What’s New: Portfolio

AGENCY : Greenberg Seronick O’Leary and Partners, Boston
CLIENT : Web-Staff unit of MacTemps, Boston
MEDIUM : print and direct-response
CREATIVE DIRECTORS: Gary Greenberg, Peter Seronick

When you’re addressing an audience that’s gone half-blind from peering at computer screens all day, there’s much to be said for graphic simplicity. And if a single icon can convey a spirit that’s at once savvy and playful, so much the better. The client is a temp agency for interactive operations, so it needs to convey an aura of thorough comfort with the digital world. The visual does its part in accomplishing that task. Copy elaborates on the crossed fingers: “Luck has nothing to do with finding Web experts. Know-how does.” This text also presents an air of confidence. But does it sound true? I’m not sure it’ll have that ring for readers who’ve had to hire staff. Even in the supposedly rational world of business, luck is often involved when the right person appears at the right time for the right job. It’s not sufficient, obviously, but that doesn’t mean it’s unnecessary. By dismissing luck altogether, the client looks guilty of overplaying its hand.

AGENCY : PSK, Boston
CLIENT : Whistler Corp., Chelmsford, Mass.
MEDIUM : consumer print
ART DIRECTOR: Jason Gaboriau
PHOTOGRAPHER : Randal Alquist

A blender in your car? Let’s hope you won’t be using it to whip up daiquiris. The text opens with a question: “Just how useful can a cigarette lighter be to a person who doesn’t smoke?” One’s first impulse is to say, “Not very”-unpromising news for a company peddling “enhanced driving tools” that plug into the lighter. Still, by asking instead of telling, the ad engages you in the possibility that the now-idle lighter could become a font of convenience. The icons at right give substance to that notion, even if their profusion puts you in mind of Kramden and Norton selling the Handy Housewife Helper. (“Can it core a apple?”) If just one of the icons grabs you, you’ll be tempted to call the 800 number. And the truth is, people get a kick out of owning gadgets, as long as they look like fun gadgets. In that respect as well, the graphic treatment is helpful.
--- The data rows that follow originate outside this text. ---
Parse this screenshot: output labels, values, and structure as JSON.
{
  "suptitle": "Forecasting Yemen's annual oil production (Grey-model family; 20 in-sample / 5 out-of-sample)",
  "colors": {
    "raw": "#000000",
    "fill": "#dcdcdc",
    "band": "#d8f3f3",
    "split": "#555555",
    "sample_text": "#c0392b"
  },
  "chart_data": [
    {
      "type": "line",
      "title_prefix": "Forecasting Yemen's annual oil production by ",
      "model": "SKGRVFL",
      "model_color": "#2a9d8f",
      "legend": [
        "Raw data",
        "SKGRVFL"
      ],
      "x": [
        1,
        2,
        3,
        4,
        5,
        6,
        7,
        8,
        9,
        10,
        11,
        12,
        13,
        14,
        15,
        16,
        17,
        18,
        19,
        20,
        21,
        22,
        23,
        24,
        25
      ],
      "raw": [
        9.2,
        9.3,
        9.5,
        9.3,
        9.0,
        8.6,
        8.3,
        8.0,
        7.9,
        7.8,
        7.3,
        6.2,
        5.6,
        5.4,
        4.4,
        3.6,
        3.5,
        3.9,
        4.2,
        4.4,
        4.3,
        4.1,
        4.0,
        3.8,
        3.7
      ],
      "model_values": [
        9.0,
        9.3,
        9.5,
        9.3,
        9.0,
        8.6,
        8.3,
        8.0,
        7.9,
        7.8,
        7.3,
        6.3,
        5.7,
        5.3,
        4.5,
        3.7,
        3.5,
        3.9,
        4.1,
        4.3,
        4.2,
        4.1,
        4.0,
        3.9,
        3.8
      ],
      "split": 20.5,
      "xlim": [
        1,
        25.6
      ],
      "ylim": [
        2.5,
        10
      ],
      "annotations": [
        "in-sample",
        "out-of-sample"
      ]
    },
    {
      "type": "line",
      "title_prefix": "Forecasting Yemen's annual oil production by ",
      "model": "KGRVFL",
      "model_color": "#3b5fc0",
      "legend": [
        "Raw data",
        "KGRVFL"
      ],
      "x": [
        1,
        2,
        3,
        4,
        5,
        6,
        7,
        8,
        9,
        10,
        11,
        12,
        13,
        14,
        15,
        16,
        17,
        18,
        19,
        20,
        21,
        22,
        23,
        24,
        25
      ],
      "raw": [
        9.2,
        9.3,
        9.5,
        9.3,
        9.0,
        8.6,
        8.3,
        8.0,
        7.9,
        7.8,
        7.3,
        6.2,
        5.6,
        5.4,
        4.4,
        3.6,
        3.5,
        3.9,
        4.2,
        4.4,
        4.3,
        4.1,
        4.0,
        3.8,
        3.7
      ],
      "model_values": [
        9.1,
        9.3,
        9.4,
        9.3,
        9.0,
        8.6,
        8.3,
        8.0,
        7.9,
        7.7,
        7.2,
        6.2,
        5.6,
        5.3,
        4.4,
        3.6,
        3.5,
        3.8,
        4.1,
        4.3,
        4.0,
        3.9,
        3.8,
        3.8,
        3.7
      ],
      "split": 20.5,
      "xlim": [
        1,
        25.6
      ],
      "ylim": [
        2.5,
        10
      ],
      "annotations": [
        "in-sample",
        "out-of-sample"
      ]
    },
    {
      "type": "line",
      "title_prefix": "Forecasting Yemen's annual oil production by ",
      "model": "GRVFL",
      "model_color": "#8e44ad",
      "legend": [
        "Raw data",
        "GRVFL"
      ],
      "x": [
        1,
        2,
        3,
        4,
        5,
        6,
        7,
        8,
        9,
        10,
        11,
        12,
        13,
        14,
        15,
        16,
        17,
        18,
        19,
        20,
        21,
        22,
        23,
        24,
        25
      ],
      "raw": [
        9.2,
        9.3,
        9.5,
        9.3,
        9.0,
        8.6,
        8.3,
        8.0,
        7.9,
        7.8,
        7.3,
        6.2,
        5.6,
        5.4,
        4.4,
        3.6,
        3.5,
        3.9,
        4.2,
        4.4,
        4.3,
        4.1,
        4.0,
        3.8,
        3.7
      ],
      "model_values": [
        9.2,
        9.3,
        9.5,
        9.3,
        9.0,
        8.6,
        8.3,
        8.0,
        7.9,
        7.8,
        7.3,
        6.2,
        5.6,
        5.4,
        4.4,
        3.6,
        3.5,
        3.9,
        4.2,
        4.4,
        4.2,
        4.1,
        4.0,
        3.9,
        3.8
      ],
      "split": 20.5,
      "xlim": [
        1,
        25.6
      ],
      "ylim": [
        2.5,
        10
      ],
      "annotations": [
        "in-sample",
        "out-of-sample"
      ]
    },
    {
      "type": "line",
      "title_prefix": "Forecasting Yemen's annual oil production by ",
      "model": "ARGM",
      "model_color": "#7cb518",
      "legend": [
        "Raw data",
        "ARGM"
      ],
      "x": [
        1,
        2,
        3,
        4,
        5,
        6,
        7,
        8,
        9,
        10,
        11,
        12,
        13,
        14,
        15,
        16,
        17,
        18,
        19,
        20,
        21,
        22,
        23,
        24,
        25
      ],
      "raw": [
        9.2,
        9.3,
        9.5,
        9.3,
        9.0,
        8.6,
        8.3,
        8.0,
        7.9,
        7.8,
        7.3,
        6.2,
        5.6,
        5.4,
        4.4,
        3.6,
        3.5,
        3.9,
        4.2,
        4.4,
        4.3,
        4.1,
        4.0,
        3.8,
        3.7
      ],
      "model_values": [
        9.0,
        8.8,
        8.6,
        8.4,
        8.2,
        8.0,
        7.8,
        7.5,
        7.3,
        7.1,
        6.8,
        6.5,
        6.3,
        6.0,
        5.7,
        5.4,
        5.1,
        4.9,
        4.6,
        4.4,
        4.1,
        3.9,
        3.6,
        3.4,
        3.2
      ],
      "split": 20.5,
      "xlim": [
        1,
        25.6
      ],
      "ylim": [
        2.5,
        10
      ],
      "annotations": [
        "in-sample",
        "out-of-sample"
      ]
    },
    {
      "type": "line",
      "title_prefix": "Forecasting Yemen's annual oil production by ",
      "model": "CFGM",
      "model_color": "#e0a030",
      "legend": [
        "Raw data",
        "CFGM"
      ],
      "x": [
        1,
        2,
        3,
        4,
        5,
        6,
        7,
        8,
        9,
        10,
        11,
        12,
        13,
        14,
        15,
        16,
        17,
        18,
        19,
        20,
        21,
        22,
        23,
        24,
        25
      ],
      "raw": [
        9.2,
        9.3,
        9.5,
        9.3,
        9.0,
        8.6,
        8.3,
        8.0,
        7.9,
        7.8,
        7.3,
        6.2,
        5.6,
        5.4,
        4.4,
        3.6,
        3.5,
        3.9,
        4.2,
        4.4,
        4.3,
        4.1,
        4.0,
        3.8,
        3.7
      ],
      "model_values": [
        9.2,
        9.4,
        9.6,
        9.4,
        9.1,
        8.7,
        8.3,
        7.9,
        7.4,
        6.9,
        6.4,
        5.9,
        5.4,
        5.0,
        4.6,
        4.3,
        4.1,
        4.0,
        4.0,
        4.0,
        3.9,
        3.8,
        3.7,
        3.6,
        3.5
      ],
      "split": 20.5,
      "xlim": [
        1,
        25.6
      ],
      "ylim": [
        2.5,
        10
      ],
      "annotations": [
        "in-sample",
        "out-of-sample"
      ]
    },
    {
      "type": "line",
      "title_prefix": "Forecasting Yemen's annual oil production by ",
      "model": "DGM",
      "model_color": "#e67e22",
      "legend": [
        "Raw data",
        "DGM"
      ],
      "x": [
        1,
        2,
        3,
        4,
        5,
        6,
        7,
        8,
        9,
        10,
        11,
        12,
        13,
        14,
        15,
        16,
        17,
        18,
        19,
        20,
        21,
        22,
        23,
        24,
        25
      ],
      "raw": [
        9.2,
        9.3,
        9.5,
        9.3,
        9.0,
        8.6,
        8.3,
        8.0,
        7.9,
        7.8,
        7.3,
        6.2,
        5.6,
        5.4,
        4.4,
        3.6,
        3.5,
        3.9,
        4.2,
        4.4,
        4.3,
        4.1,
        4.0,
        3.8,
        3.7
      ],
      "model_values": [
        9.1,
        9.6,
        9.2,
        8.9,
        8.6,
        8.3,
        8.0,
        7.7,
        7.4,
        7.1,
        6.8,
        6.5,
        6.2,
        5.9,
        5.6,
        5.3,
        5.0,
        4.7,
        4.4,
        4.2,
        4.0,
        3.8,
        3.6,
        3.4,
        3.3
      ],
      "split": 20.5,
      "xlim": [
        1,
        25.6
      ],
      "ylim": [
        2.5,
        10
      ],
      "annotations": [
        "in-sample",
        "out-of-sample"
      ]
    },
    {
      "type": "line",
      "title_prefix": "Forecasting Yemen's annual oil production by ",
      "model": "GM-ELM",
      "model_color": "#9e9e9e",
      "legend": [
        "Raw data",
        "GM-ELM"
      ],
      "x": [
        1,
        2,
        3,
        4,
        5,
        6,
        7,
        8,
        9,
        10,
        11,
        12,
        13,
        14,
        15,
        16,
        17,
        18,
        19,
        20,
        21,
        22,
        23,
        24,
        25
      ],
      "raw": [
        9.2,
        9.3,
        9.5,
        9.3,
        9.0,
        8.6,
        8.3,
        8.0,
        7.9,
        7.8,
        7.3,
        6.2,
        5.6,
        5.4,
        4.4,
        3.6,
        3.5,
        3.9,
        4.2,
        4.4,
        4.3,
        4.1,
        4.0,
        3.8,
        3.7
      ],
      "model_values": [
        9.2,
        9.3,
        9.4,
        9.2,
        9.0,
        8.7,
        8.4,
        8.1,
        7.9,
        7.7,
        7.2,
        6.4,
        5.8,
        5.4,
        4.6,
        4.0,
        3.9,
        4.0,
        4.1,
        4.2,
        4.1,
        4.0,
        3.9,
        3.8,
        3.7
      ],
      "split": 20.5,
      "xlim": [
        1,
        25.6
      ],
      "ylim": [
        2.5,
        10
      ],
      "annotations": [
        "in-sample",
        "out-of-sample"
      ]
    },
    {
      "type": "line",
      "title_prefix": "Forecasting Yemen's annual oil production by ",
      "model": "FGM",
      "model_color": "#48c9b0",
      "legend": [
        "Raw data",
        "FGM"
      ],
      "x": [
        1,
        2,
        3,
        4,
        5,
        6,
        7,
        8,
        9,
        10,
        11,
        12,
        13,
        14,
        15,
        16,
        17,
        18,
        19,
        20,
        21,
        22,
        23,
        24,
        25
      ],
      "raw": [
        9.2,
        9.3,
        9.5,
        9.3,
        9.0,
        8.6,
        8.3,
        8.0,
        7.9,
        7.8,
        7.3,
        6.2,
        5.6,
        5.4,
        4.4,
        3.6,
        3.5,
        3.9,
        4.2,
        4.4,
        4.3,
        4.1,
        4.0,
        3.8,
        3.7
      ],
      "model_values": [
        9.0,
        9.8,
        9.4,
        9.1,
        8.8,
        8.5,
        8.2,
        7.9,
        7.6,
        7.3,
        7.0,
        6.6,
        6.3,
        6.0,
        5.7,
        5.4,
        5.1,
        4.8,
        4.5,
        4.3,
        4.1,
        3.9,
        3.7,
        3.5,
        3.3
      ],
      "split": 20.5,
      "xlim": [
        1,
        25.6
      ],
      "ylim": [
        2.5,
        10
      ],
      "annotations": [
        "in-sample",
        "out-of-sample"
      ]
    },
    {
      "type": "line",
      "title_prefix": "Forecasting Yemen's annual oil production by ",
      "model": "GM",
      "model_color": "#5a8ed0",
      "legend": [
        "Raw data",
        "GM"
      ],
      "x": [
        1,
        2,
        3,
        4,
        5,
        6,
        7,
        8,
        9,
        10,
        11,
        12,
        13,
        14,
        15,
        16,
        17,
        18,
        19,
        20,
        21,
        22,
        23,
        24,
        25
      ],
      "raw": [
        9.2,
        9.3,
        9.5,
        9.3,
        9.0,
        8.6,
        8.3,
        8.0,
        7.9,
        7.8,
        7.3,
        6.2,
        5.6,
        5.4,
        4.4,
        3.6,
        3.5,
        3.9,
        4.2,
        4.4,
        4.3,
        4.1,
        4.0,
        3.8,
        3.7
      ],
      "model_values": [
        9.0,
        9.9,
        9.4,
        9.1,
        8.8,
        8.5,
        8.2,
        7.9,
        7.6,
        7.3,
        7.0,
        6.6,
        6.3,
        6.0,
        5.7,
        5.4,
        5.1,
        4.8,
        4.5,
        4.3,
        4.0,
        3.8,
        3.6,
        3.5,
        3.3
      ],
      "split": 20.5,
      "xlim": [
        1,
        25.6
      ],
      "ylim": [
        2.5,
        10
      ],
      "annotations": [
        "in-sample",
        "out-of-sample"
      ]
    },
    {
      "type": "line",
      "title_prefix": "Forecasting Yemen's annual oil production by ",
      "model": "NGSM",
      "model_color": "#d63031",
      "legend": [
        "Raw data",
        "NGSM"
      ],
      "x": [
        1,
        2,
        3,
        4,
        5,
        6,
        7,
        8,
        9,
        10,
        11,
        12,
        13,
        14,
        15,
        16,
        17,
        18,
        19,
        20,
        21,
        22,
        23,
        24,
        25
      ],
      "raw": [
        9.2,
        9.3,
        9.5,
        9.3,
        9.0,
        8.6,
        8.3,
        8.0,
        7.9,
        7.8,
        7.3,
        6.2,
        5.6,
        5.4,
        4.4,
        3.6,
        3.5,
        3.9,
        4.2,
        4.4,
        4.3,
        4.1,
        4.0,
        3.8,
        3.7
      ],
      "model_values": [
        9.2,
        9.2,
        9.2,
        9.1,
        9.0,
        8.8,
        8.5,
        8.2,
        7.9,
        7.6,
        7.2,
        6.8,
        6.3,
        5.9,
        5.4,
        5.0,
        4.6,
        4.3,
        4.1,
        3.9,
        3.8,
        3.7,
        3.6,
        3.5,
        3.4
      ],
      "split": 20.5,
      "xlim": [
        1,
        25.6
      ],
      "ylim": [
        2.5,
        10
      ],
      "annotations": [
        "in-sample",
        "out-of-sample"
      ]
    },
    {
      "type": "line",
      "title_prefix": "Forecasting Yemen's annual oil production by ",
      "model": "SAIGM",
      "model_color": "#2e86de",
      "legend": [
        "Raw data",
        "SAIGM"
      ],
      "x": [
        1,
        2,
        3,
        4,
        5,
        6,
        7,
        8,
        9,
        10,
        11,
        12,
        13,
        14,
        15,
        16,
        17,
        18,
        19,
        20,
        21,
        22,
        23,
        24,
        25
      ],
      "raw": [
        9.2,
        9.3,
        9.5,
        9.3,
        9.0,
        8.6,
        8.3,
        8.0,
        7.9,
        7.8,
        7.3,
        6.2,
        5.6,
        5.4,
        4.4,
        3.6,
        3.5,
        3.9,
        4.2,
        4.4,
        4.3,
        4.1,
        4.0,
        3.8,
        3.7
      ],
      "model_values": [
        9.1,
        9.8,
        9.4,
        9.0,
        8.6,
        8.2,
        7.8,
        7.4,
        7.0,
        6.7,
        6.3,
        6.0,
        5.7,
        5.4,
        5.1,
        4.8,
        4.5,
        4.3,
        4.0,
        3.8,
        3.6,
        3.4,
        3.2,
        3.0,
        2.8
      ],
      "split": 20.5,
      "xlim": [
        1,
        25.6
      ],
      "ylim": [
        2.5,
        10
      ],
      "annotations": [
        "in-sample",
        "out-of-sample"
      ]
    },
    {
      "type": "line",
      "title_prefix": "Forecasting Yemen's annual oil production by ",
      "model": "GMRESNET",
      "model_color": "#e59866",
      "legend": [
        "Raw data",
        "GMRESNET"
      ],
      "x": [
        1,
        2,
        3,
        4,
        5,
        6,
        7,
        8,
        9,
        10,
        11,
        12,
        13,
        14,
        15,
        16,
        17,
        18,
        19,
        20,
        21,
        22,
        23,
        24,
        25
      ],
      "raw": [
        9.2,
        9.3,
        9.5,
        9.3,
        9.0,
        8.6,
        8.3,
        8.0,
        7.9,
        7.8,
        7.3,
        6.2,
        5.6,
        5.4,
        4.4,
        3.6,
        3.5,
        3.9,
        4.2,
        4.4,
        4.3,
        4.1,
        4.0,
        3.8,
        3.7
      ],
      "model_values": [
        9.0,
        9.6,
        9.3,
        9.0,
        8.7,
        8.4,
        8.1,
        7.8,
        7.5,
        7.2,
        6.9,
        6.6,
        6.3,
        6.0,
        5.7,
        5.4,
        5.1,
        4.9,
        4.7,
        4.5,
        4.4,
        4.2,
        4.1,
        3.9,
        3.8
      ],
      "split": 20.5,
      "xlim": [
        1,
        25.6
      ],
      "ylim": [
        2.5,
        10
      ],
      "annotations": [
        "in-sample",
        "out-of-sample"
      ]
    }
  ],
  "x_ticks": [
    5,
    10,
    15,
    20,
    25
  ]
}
AGENCY: Anderson & Lembke, New York
CLIENT: Lot, The Airline of Poland, New York
MEDIUM: consumer magazines

When an ad can state its sales pitch in seven words, it’s entitled to fill the page with them. You can’t help reading on to learn what this headline is talking about-it turns out to be Krakow-but the phrase is more than a teaser. It sticks with you as a defining take on a destination about which you’re otherwise (probably) quite ignorant. Body copy fleshes out the picture of “one of Europe’s most captivating medieval cities,” mentioning museums, jazz, ballet and the like. (It also cites theater, which can’t be a big draw unless you speak Polish.) If there’s less hauteur in le tout Krakow than in a single Left Bank cafe, then you feel you’d be able to relax and enjoy these attractions. And while readers will enjoy the gibe at Parisians, they’ll also absorb the subtext that Krakow won’t be utterly unfamiliar. Even for inveterate travelers, it’s reassuring to have a point of reference.

AGENCY: Lowe & Partners/SMS, New York
CLIENT: Coca-Cola, Atlanta
MEDIUM: 30-second TV
CREATIVE DIRECTORS: Lee Garfinkel, Todd Godwin, C.J. Waldman
ART DIRECTOR: Jason Gaboriau
COPYWRITER: Steve Doppelt
PRODUCTION CO.: Satellite, New York
ANIMATION: Olive Jar, Boston
DIRECTOR: Spike Jonze

Perky mom enters kitchen, bearing tray with bottle of Sun Fizz. Freckle-faced kids express ecstasy at seeing favorite beverage. Yes, it’s the sort of spot you’ve seen a million times, and that’s no less true when the sunny-face logo hops off the bottle and starts speaking in a chirpy voice. Instead of greeting this development with the customary delight of commercial characters, though, these people are filled with terror. In other words, they react as you or I would if a label came to life. As Mr. Sunny-face babbles about vitamins and minerals, the mother and kids flee for their lives. What’s going on here? The mystery is solved in the final seconds of the spot as onscreen supers declaim Sprite’s motto: “Image is nothing. Thirst is everything. Obey your thirst.” In case that’s not clear enough, a voiceover urges you to “Trust your gut, not some cartoon character.” The parody of packaged-goods advertising is fun, but the campaign’s us-versus-them equation seems out of kilter. People are always happy to see themselves as resisting marketers’ manipulative schemes. But this send-up seems to draw invidious distinctions between the doltish housewives who fall for run-of-the-mill commercials and the savvy Gen Xers who don’t. Hey, even hipsters have mothers.